MorelliOrRanger · 24/10/2011 22:42

After your update, he'd definately be history.

Your DP should never tell you what you should wear and if you do decide to go out with him, I wouldn't wear that skirt on principle.

He sounds like a real charmer :(

HerScaryness · 24/10/2011 22:44

PLEASE coffee, you have to end this. as fast as possible.

this is a dangerous situation, and it will only get worse.

He IS a proper nut job.

GreenEyesandNiceHam · 24/10/2011 23:10

He's making a fuss about the skirt, so that in the end you will say 'fuck it I just won't wear the skirt then'

I've been in a very similar relationship myself- I'm no pushover, but this type of thing is insiduous, it sneaks up and chips away at your self esteem.

God, I remember the texts that would start early in the evening- 'have a great time babe, and be safe :-)'

Then they'd get terser and terser, and god forbid, if I 'missed' one-

'what's going on here XXXXX, why aren't you answering me?'

Which was of course, later dressed up as legitimate concern about my welfare Hmm

gypsycat · 25/10/2011 06:02

CoffeeColdTurkey if you aren't happy in the relationship then you shouldn't stay in it. Why bother going on a public forum and ask women who have no idea who you or your boyfriend are whether or not he's being controlling? if you feel he's controlling you or suffocating you, then he is, regardless of whether other people feel the same. You have your own mind and opinions, make decisions for yourself, don't look to strangers to do it for you. Do you just need the moral support of strangers to justify your dumping him? Well congrats, you got it, all these women are calling for his blood.

Grow a pair for God's sake.

WitchesBrewIsMyFriend · 25/10/2011 08:57

you have had some good advice OP, now you should take it before you waste more time on this man

larrygrylls · 25/10/2011 09:05

I know it is far harder from inside a relationship than outside looking in but you have to do a simple analysis:

1/ What are you getting from the relationship vs what it is costing you?
2/ Is this what you want long term or are you just passing the time.
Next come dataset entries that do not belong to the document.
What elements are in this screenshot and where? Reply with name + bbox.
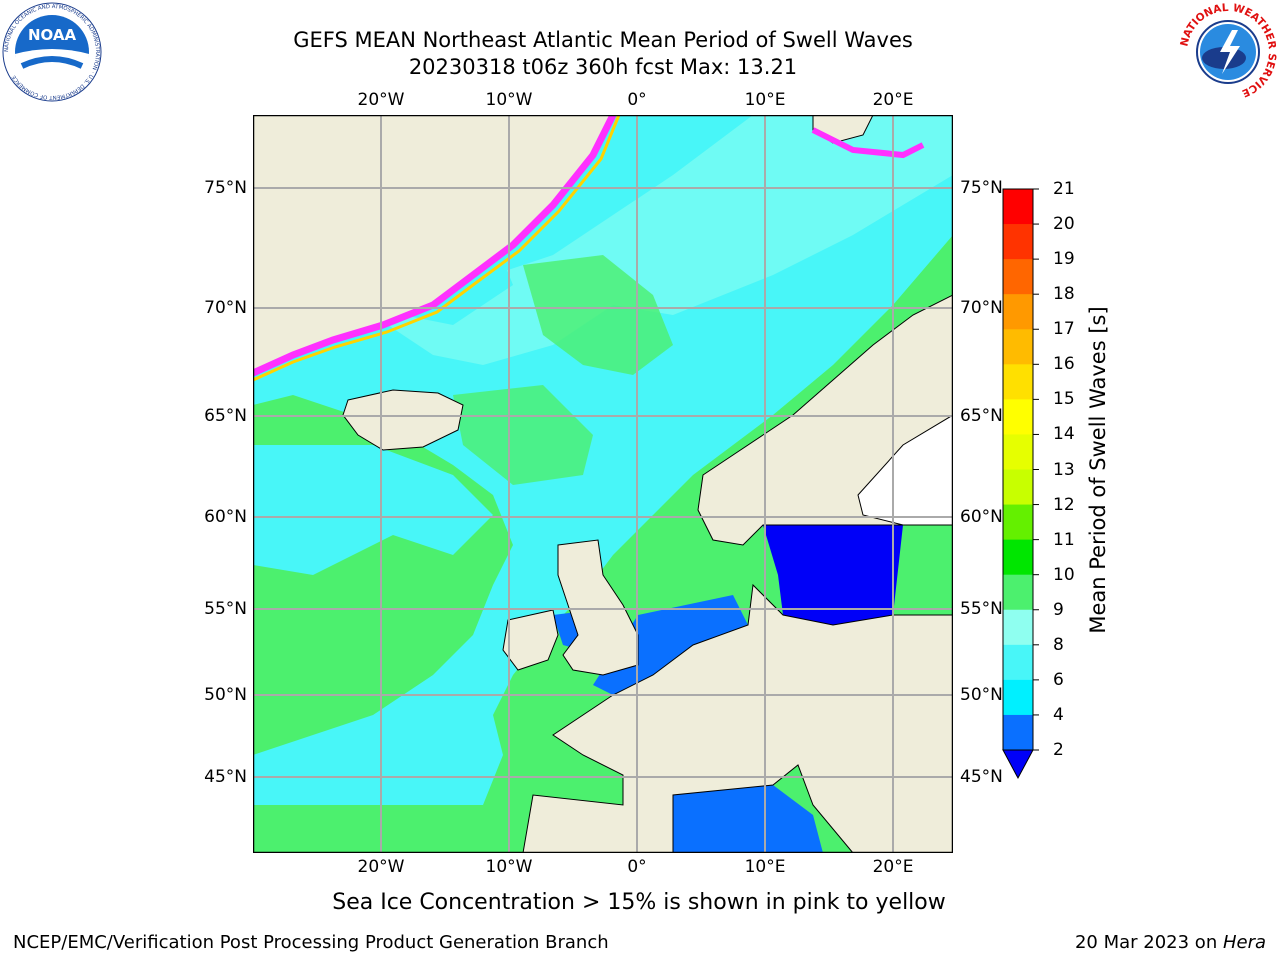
colorbar-under-arrow xyxy=(1002,749,1034,780)
ocean-swell-green-patch xyxy=(453,385,593,485)
ocean-swell-dark-blue-baltic xyxy=(763,525,903,625)
colorbar-tick-label: 17 xyxy=(1053,319,1075,340)
colorbar-segment xyxy=(1003,329,1033,365)
machine-name: Hera xyxy=(1222,932,1266,953)
lat-label-right: 65°N xyxy=(960,406,1003,426)
ocean-swell-green-patch xyxy=(523,255,673,375)
colorbar-tick-label: 15 xyxy=(1053,389,1075,410)
lat-label-right: 70°N xyxy=(960,298,1003,318)
colorbar-segment xyxy=(1003,224,1033,260)
colorbar-tick-label: 8 xyxy=(1053,634,1064,655)
lat-label-right: 45°N xyxy=(960,767,1003,787)
colorbar-segment xyxy=(1003,189,1033,225)
noaa-logo: NOAA NATIONAL OCEANIC AND ATMOSPHERIC AD… xyxy=(2,2,102,102)
colorbar-segment xyxy=(1003,434,1033,470)
colorbar-segment xyxy=(1003,539,1033,576)
sea-ice-edge-yellow xyxy=(252,114,621,382)
date-text: 20 Mar 2023 on xyxy=(1074,932,1223,953)
map-gridlines xyxy=(253,115,953,853)
credit-text: NCEP/EMC/Verification Post Processing Pr… xyxy=(13,932,609,953)
colorbar-segment xyxy=(1003,609,1033,646)
colorbar-tick-label: 11 xyxy=(1053,529,1075,550)
lat-label-left: 65°N xyxy=(204,406,247,426)
lat-label-left: 50°N xyxy=(204,685,247,705)
chart-subtitle: 20230318 t06z 360h fcst Max: 13.21 xyxy=(408,55,798,79)
lat-label-left: 75°N xyxy=(204,178,247,198)
colorbar-tick-label: 20 xyxy=(1053,214,1075,235)
colorbar-segment xyxy=(1003,294,1033,330)
nws-logo: NATIONAL WEATHER SERVICE xyxy=(1178,2,1278,102)
colorbar-tick-label: 14 xyxy=(1053,424,1075,445)
lon-label-bottom: 0° xyxy=(627,857,647,877)
colorbar-segment xyxy=(1003,259,1033,295)
lat-label-right: 55°N xyxy=(960,599,1003,619)
colorbar-segment xyxy=(1003,574,1033,611)
map-panel xyxy=(251,113,954,854)
map-canvas xyxy=(251,113,954,854)
land-europe xyxy=(522,583,954,854)
colorbar-tick-label: 16 xyxy=(1053,354,1075,375)
land-iceland xyxy=(342,389,464,451)
lat-label-left: 55°N xyxy=(204,599,247,619)
ocean-swell-blue-med xyxy=(673,785,823,853)
colorbar-tick-label: 4 xyxy=(1053,704,1064,725)
colorbar-tick-label: 21 xyxy=(1053,179,1075,199)
lat-label-right: 60°N xyxy=(960,507,1003,527)
colorbar-segment xyxy=(1003,469,1033,506)
colorbar-bar xyxy=(1002,188,1039,780)
colorbar-tick-label: 19 xyxy=(1053,249,1075,270)
lon-label-top: 20°W xyxy=(357,90,405,110)
noaa-logo-text: NOAA xyxy=(28,26,77,44)
lat-label-right: 50°N xyxy=(960,685,1003,705)
lon-label-top: 20°E xyxy=(872,90,914,110)
colorbar-segment xyxy=(1003,644,1033,681)
chart-title: GEFS MEAN Northeast Atlantic Mean Period… xyxy=(293,28,913,52)
colorbar-segment xyxy=(1003,714,1033,751)
date-stamp: 20 Mar 2023 on Hera xyxy=(1075,932,1266,954)
lon-label-bottom: 10°E xyxy=(744,857,786,877)
colorbar-segment xyxy=(1003,679,1033,716)
colorbar-segment xyxy=(1003,504,1033,541)
lat-label-left: 60°N xyxy=(204,507,247,527)
colorbar-tick-label: 9 xyxy=(1053,599,1064,620)
colorbar-tick-label: 13 xyxy=(1053,459,1075,480)
ocean-swell-blue xyxy=(593,595,748,695)
lon-label-top: 10°E xyxy=(744,90,786,110)
land-great-britain xyxy=(557,539,639,676)
ocean-swell-cyan-patch xyxy=(253,445,493,575)
sea-ice-edge-pink xyxy=(251,113,617,377)
colorbar-segment xyxy=(1003,364,1033,400)
lon-label-bottom: 20°W xyxy=(357,857,405,877)
sea-ice-note-text: Sea Ice Concentration > 15% is shown in … xyxy=(332,890,946,915)
lon-label-top: 0° xyxy=(627,90,647,110)
lat-label-left: 45°N xyxy=(204,767,247,787)
colorbar-tick-label: 12 xyxy=(1053,494,1075,515)
lat-label-right: 75°N xyxy=(960,178,1003,198)
map-border xyxy=(252,114,954,854)
colorbar-segment xyxy=(1003,399,1033,435)
lat-label-left: 70°N xyxy=(204,298,247,318)
sea-ice-note: Sea Ice Concentration > 15% is shown in … xyxy=(0,892,1279,914)
sea-ice-svalbard xyxy=(811,127,925,159)
colorbar xyxy=(995,185,1055,789)
lon-label-top: 10°W xyxy=(485,90,533,110)
lon-label-bottom: 20°E xyxy=(872,857,914,877)
colorbar-tick-label: 10 xyxy=(1053,564,1075,585)
colorbar-tick-label: 18 xyxy=(1053,284,1075,305)
colorbar-tick-label: 2 xyxy=(1053,740,1064,760)
colorbar-tick-label: 6 xyxy=(1053,669,1064,690)
ocean-swell-light-cyan xyxy=(373,115,953,365)
colorbar-title: Mean Period of Swell Waves [s] xyxy=(1086,306,1110,634)
lon-label-bottom: 10°W xyxy=(485,857,533,877)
If you are just passing the time, you MAY be able to tolerate his jealous controlling behaviour temporarily if he on the whole makes you happy. If you are thinking long term, his behaviour will only get worse and you will fee increasingly trapped.

I think that too many posters on this board rush to the "dump him" conclusion far too quickly but, in your case, I struggle to see any upside in staying with him. If you are struggling with him at this stage in the relationship, there really is no future.